The DPYD gene is a fundamental component of human genetics, providing instructions that contribute to how our bodies function at a molecular level. Understanding its role helps in comprehending individual differences in health and treatment responses.
The Role of DPYD in the Body
The DPYD gene provides instructions for creating an enzyme called dihydropyrimidine dehydrogenase (DPD). This DPD enzyme is primarily responsible for breaking down specific substances in the body, particularly a class of chemotherapy drugs known as fluoropyrimidines, including 5-fluorouracil (5-FU) and capecitabine.
The enzyme metabolizes approximately 80% of these drugs into inactive forms, which are then excreted. This metabolic process is also a step in the normal breakdown pathway of molecules like uracil and thymine, which are building blocks of DNA and RNA. By efficiently breaking down these compounds, the DPD enzyme helps prevent their accumulation.
When DPYD Doesn’t Work: Understanding DPYD Deficiency
Variations in the DPYD gene can lead to reduced or absent DPD enzyme activity, a condition known as DPYD deficiency. When the DPD enzyme is not working properly, the body cannot effectively break down fluoropyrimidine drugs, leading to a buildup of these drugs and reaching toxic levels.
The accumulation of fluoropyrimidine drugs can result in potentially life-threatening side effects. These adverse reactions include severe diarrhea, inflammation of the mouth and gut (mucositis), a reduction in white blood cells (neutropenia) that can increase infection risk, and neurological problems. Severe toxicity can also manifest as hand-foot syndrome, characterized by pain, swelling, redness, and blistering on the palms of the hands and soles of the feet.

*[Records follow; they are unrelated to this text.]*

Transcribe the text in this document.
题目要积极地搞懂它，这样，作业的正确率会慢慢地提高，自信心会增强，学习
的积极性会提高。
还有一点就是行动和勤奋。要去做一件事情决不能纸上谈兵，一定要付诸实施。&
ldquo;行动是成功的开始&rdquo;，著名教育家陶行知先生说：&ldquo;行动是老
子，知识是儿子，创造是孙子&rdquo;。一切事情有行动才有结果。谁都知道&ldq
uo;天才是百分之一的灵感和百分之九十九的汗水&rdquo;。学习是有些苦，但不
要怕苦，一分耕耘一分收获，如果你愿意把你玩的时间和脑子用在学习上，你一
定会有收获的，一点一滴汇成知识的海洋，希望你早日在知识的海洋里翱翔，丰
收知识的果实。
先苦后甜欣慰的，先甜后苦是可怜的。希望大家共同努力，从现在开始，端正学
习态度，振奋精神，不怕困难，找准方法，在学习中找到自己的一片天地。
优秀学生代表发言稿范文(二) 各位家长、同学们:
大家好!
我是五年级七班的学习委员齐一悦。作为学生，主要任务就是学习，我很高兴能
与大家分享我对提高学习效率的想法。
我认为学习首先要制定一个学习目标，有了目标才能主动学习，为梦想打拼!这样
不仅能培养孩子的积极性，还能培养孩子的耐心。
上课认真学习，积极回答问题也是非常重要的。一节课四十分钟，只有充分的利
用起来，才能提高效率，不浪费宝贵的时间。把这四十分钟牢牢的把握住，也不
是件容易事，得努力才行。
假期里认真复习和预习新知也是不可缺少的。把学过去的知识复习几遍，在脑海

Approximately 2% to 8% of the general population may have a low level of the DPD enzyme, making them vulnerable to these toxic reactions. A smaller percentage, around 0.3% of the population, can have a complete absence of DPD function, which can lead to extreme, even fatal, toxicity if standard doses of fluoropyrimidines are administered. Individuals with DPD deficiency are asymptomatic until exposed to these specific chemotherapy drugs.
Detecting DPYD Variations
Identifying DPYD variations is an important step, often taken before starting fluoropyrimidine-based chemotherapy, to assess a patient’s risk of toxicity. Two main methods are used: genetic testing (genotyping) and measuring DPD enzyme activity directly (phenotyping). Genetic testing involves analyzing a patient’s DNA, usually from a blood sample, to look for specific changes or variants in the DPYD gene.
Genotyping aims to identify known DPYD variants associated with decreased or absent enzyme activity. For instance, variants like DPYD2A (c.1905+1G>A), DPYD13 (c.1679T>G), c.2846A>T, and c.1236G>A/HapB3 are commonly screened for, as they are well-established predictors of fluoropyrimidine-associated toxicity. While these four variants can predict 20% to 30% of early-onset, life-threatening toxicities, their absence does not entirely eliminate the risk, as other uncommon variants or non-genetic factors can also play a role.
Phenotyping directly measures the DPD enzyme’s activity in the body. This can involve assessing DPD activity in peripheral blood cells or measuring the levels of uracil and dihydrouracil in plasma or urine. Many guidelines recommend performing both genetic and enzyme tests for maximum accuracy in determining a patient’s DPD status.
Guiding Treatment with DPYD Information
Information about a patient’s DPYD status plays an important role in personalizing cancer treatment, particularly when fluoropyrimidine drugs are involved. If a patient is identified as having a DPYD deficiency or a variant that reduces enzyme activity, their healthcare team can adjust the treatment plan to minimize the risk of severe side effects. This approach aligns with the principles of personalized medicine, tailoring therapy to an individual’s unique genetic profile.
Strategies to prevent toxicity include adjusting the initial drug dosage, with recommendations often suggesting a 50% reduction for patients with decreased DPD activity. In cases of complete DPD deficiency, healthcare providers may recommend avoiding these drugs entirely and exploring alternative chemotherapy regimens. Continuous monitoring for any signs of toxicity is also implemented, even with dose adjustments, to ensure patient safety. This proactive approach aims to maintain treatment effectiveness while reducing the likelihood of severe adverse reactions.